Tuesday, July 14, 2009

Stay tuned...

Con ganas de nada. Those four words express perfectly my current predicament, I don't even feel like writing anything down about it, you'll just have to take my word for it- it's some sort of profound boredom and illness I have contracted from living, as distasteful as it sounds, I am dreadfully bored with how contrived beauty and even the search thereof is. I'm tired, it's unappealing to me, and it feels terrible, but I know it's right. I feel it dragging me down, but it's keeping my feet planted firmly on the ground. I mean I realize it's dehumanizing and alienating, but the predicament itself more strongly lies in the fact that I just don't care. Should that be what bothers me? I'm just banking on the fact that it should be, it's of no particular interest to me anyway.

I suspect there's not much to be done either way, until I wake up one ordinary morning and suddenly all those things that felt artificial to reach for, or to want will no longer seem like so because I will no longer have been looking for it, and while attempting to slip by with the unremarkable flow of the day it'll have clumsily stumbled into my mind. These things are as predictable as sunrise, sunset,


repeat ad infinitum.

Tuesday, July 7, 2009

The illusion of futility.

An acquaintance of mine and I discussed, rather by accident, the futility of living. Granted the conversation was not nearly as grim as the subject and syntax would invite it to be, but that is neither here nor there. He mentioned something that was particularly interesting which I shall paraphrase (in a more flowery way of course); despite the futility of living and exertion, the end result to which we all render contributions to, whether willingly or otherwise, is entropy. Death itself contributes to the slow disentanglement of the universal fabric, and this got me to thinking that every action we take is a sure conductor to the eventual disarray of all things.

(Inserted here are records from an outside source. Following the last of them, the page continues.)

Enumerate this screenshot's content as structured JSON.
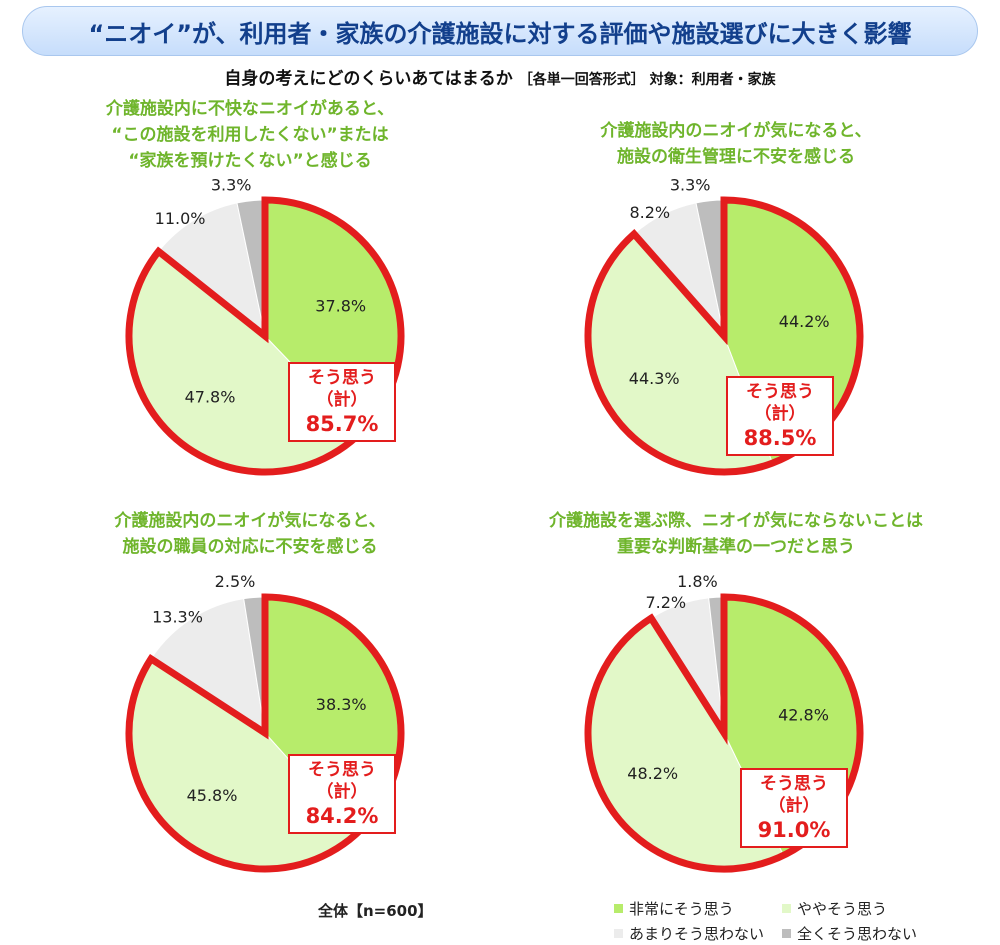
{
  "header": {
    "title": "“ニオイ”が、利用者・家族の介護施設に対する評価や施設選びに大きく影響"
  },
  "subtitle": {
    "main": "自身の考えにどのくらいあてはまるか",
    "format": "［各単一回答形式］ 対象：利用者・家族"
  },
  "footer": {
    "sample": "全体【n=600】"
  },
  "colors": {
    "strong_agree": "#b7ec6b",
    "somewhat_agree": "#e2f8c8",
    "not_really": "#ececec",
    "not_at_all": "#bdbdbd",
    "highlight": "#e31d1d",
    "title_green": "#6fb52c"
  },
  "legend": [
    {
      "label": "非常にそう思う"
    },
    {
      "label": "ややそう思う"
    },
    {
      "label": "あまりそう思わない"
    },
    {
      "label": "全くそう思わない"
    }
  ],
  "chart_data": [
    {
      "type": "pie",
      "title": [
        "介護施設内に不快なニオイがあると、",
        "“この施設を利用したくない”または",
        "“家族を預けたくない”と感じる"
      ],
      "categories": [
        "非常にそう思う",
        "ややそう思う",
        "あまりそう思わない",
        "全くそう思わない"
      ],
      "values": [
        37.8,
        47.8,
        11.0,
        3.3
      ],
      "labels": [
        "37.8%",
        "47.8%",
        "11.0%",
        "3.3%"
      ],
      "combined": {
        "label_line1": "そう思う",
        "label_line2": "（計）",
        "value": 85.7,
        "value_label": "85.7%"
      }
    },
    {
      "type": "pie",
      "title": [
        "介護施設内のニオイが気になると、",
        "施設の衛生管理に不安を感じる"
      ],
      "categories": [
        "非常にそう思う",
        "ややそう思う",
        "あまりそう思わない",
        "全くそう思わない"
      ],
      "values": [
        44.2,
        44.3,
        8.2,
        3.3
      ],
      "labels": [
        "44.2%",
        "44.3%",
        "8.2%",
        "3.3%"
      ],
      "combined": {
        "label_line1": "そう思う",
        "label_line2": "（計）",
        "value": 88.5,
        "value_label": "88.5%"
      }
    },
    {
      "type": "pie",
      "title": [
        "介護施設内のニオイが気になると、",
        "施設の職員の対応に不安を感じる"
      ],
      "categories": [
        "非常にそう思う",
        "ややそう思う",
        "あまりそう思わない",
        "全くそう思わない"
      ],
      "values": [
        38.3,
        45.8,
        13.3,
        2.5
      ],
      "labels": [
        "38.3%",
        "45.8%",
        "13.3%",
        "2.5%"
      ],
      "combined": {
        "label_line1": "そう思う",
        "label_line2": "（計）",
        "value": 84.2,
        "value_label": "84.2%"
      }
    },
    {
      "type": "pie",
      "title": [
        "介護施設を選ぶ際、ニオイが気にならないことは",
        "重要な判断基準の一つだと思う"
      ],
      "categories": [
        "非常にそう思う",
        "ややそう思う",
        "あまりそう思わない",
        "全くそう思わない"
      ],
      "values": [
        42.8,
        48.2,
        7.2,
        1.8
      ],
      "labels": [
        "42.8%",
        "48.2%",
        "7.2%",
        "1.8%"
      ],
      "combined": {
        "label_line1": "そう思う",
        "label_line2": "（計）",
        "value": 91.0,
        "value_label": "91.0%"
      }
    }
  ]
}
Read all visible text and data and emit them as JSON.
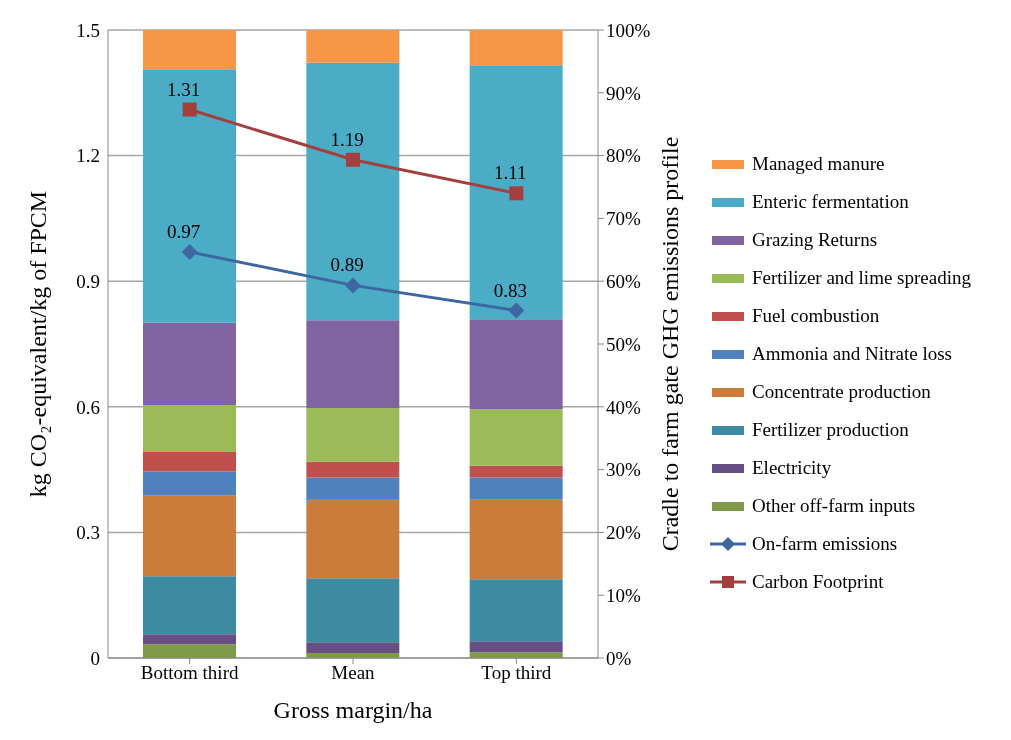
{
  "chart_data": {
    "type": "bar",
    "stacked": true,
    "categories": [
      "Bottom third",
      "Mean",
      "Top third"
    ],
    "xlabel": "Gross margin/ha",
    "ylabel": "kg CO₂-equivalent/kg of FPCM",
    "y2label": "Cradle to farm gate GHG emissions profile",
    "ylim": [
      0,
      1.5
    ],
    "yticks": [
      0,
      0.3,
      0.6,
      0.9,
      1.2,
      1.5
    ],
    "y2lim": [
      0,
      100
    ],
    "y2ticks": [
      {
        "value": 0,
        "label": "0%"
      },
      {
        "value": 10,
        "label": "10%"
      },
      {
        "value": 20,
        "label": "20%"
      },
      {
        "value": 30,
        "label": "30%"
      },
      {
        "value": 40,
        "label": "40%"
      },
      {
        "value": 50,
        "label": "50%"
      },
      {
        "value": 60,
        "label": "60%"
      },
      {
        "value": 70,
        "label": "70%"
      },
      {
        "value": 80,
        "label": "80%"
      },
      {
        "value": 90,
        "label": "90%"
      },
      {
        "value": 100,
        "label": "100%"
      }
    ],
    "grid": "y",
    "legend": "right",
    "series": [
      {
        "name": "Other off-farm inputs",
        "color": "#7f9a48",
        "axis": "y2",
        "values": [
          2.2,
          0.8,
          0.9
        ]
      },
      {
        "name": "Electricity",
        "color": "#674f84",
        "axis": "y2",
        "values": [
          1.6,
          1.7,
          1.75
        ]
      },
      {
        "name": "Fertilizer production",
        "color": "#3d8ba3",
        "axis": "y2",
        "values": [
          9.2,
          10.2,
          9.9
        ]
      },
      {
        "name": "Concentrate production",
        "color": "#cb7b3a",
        "axis": "y2",
        "values": [
          12.9,
          12.6,
          12.65
        ]
      },
      {
        "name": "Ammonia and Nitrate loss",
        "color": "#4f81bd",
        "axis": "y2",
        "values": [
          3.8,
          3.45,
          3.55
        ]
      },
      {
        "name": "Fuel combustion",
        "color": "#c0504d",
        "axis": "y2",
        "values": [
          3.1,
          2.5,
          1.85
        ]
      },
      {
        "name": "Fertilizer and lime spreading",
        "color": "#9bbb59",
        "axis": "y2",
        "values": [
          7.5,
          8.55,
          9.0
        ]
      },
      {
        "name": "Grazing Returns",
        "color": "#8064a2",
        "axis": "y2",
        "values": [
          13.1,
          14.0,
          14.35
        ]
      },
      {
        "name": "Enteric fermentation",
        "color": "#4bacc6",
        "axis": "y2",
        "values": [
          40.35,
          41.0,
          40.45
        ]
      },
      {
        "name": "Managed manure",
        "color": "#f79646",
        "axis": "y2",
        "values": [
          6.25,
          5.2,
          5.6
        ]
      },
      {
        "name": "On-farm emissions",
        "type": "line",
        "color": "#3e66a0",
        "axis": "y",
        "marker": "diamond",
        "line_style": "solid",
        "values": [
          0.97,
          0.89,
          0.83
        ],
        "value_labels": [
          "0.97",
          "0.89",
          "0.83"
        ]
      },
      {
        "name": "Carbon Footprint",
        "type": "line",
        "color": "#a3403d",
        "axis": "y",
        "marker": "square",
        "line_style": "solid",
        "values": [
          1.31,
          1.19,
          1.11
        ],
        "value_labels": [
          "1.31",
          "1.19",
          "1.11"
        ]
      }
    ]
  }
}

What a horrifying truth it is that every expiration, the triviality of every stroke my fingers dare to cast, the dimensional articulation my body is limited to, such a weak and paltry materiality could ever hope to disturb the universe. Perhaps even more marvelous is the beauty this inherits as it coyly slips between our oblivious hands, the truth hidden within a truth, how tragically and how fascinating does it hide its wonders in plain view, and how envious I am of the learned astronomer as he gazes attentively and with perfect silence, he hears the atoms tell of our secret lives.